They’ll be home for Christmas.
Seven months after they were born conjoined at the abdomen, twin sisters Jesi and Remi Pitre are headed home on Saturday to Apopka, Florida, where last-minute touches have been finalized to prepare and sanitize the family’s home ahead of their much-anticipated arrival. The homecoming also comes after a total of seven surgeries since the twins were born to Angi and André Pitre on Mother’s Day at the University of Florida Shands Children’s Hospital in Gainesville, where they were later separated from their shared liver and connected intestine in July.
André Pitre, 35, said the girls now have a pediatrician lined up in Apopka, a suburb of Orlando, after Jesi was discharged on Monday following respiratory complications. Remi, meanwhile, had been released from the hospital in October, but stayed in Gainesville at an apartment a few blocks away from the hospital with Angi to make getting to her routine doctor appointments easier and to avoid the 110-mile, one-way trip back home.
“The house has to be sanitized, we have to pack up the apartment that we’ve been living in and that’s pretty much it at this point,” André Pitre told The Post. “We’re just working on getting all that lined up because we have to ensure that Jesi is comfortable on the trip and that they get home safely.”

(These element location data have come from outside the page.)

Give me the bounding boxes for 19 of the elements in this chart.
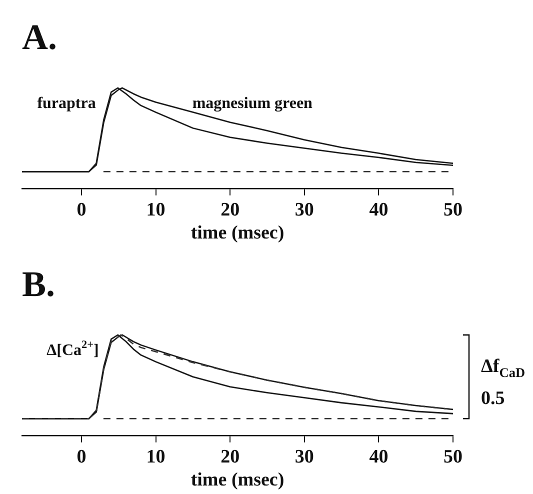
- x-axis-title: time (msec): [190, 470, 284, 491]
- x-tick-label: 10: [146, 200, 166, 221]
- x-tick-label: 50: [444, 200, 462, 221]
- x-axis-title: time (msec): [190, 222, 284, 244]
- series-label: magnesium green: [192, 95, 313, 112]
- x-tick-label: 20: [220, 200, 240, 221]
- x-tick-label: 20: [220, 446, 240, 468]
- x-tick-label: 0: [76, 446, 86, 468]
- text: 0.5: [481, 388, 505, 409]
- series-label: furaptra: [37, 95, 96, 112]
- x-tick-label: 0: [76, 200, 86, 221]
- chart-title: A.: [22, 16, 57, 57]
- x-tick-label: 40: [369, 446, 388, 468]
- x-tick-label: 30: [294, 200, 314, 221]
- x-tick-label: 40: [369, 200, 388, 221]
- x-tick-label: 10: [146, 446, 166, 468]
- x-tick-label: 30: [294, 446, 314, 468]
- chart-title: B.: [22, 264, 56, 304]
- x-tick-label: 50: [444, 446, 462, 468]
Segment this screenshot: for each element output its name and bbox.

Pitre estimated that he’s traveled “nearly 10,000 miles” back and forth from the hospital, which the Pitres selected because it had cared for four sets of conjoined twins since 2016, including a successful separation of twins attached at the heart.
“The team of surgeons there are extremely talented,” he said.
Pitre knew his daughters faced long odds from the start, as up to 60 percent of conjoined twins are stillborn, according to the hospital.
“It was a fairly large shock,” he recalled about the moment he and Angi learned they were having conjoined twins, doubling their brood from two children to four. “We found out actually at the first sonogram appointment. So the first time we got to see them, I noticed there were two heartbeats.”
It took a few more weeks to fully confirm the babies were conjoined, something that was extremely intimidating initially, he said.
“But honestly, I’m a very deeply faith-based person so I’ve never had reason to doubt that things would be OK, that things were going to work out exactly the way they were supposed to and as long as I did what I needed to do, things would be all right. So I took comfort in that, but as far as dealing with the emotions of that moment, there was definitely some fear, anxiety and a bit of shock. It was quite a surreal situation.”
The twins “still face a number of hurdles” once back home, however. Jesi remains on oxygen and needs ongoing respiratory support since her lungs are undersized and both girls need feeding tubes. They also both have been diagnosed with torticollis, a condition that causes neck muscles to contract, twisting the head to one side, André Pitre said.
They will also need at least one more surgery within the next year to close their abdominal walls, he said.
But Pitre, who juggles several jobs, said he’s prepared for the unpredictability that awaits him and his young family.
“Well, to be honest, just continuing to grind every minute, every second until I fall over each night,” he said when asked how he has stayed sane. “I’m as prepared as I can be. I know there’s going to be a lot that’s just ineffable, unexplainable, so there definitely is some nervousness along with that. But I know that it’s going to be all right and we’ll get it figured out.”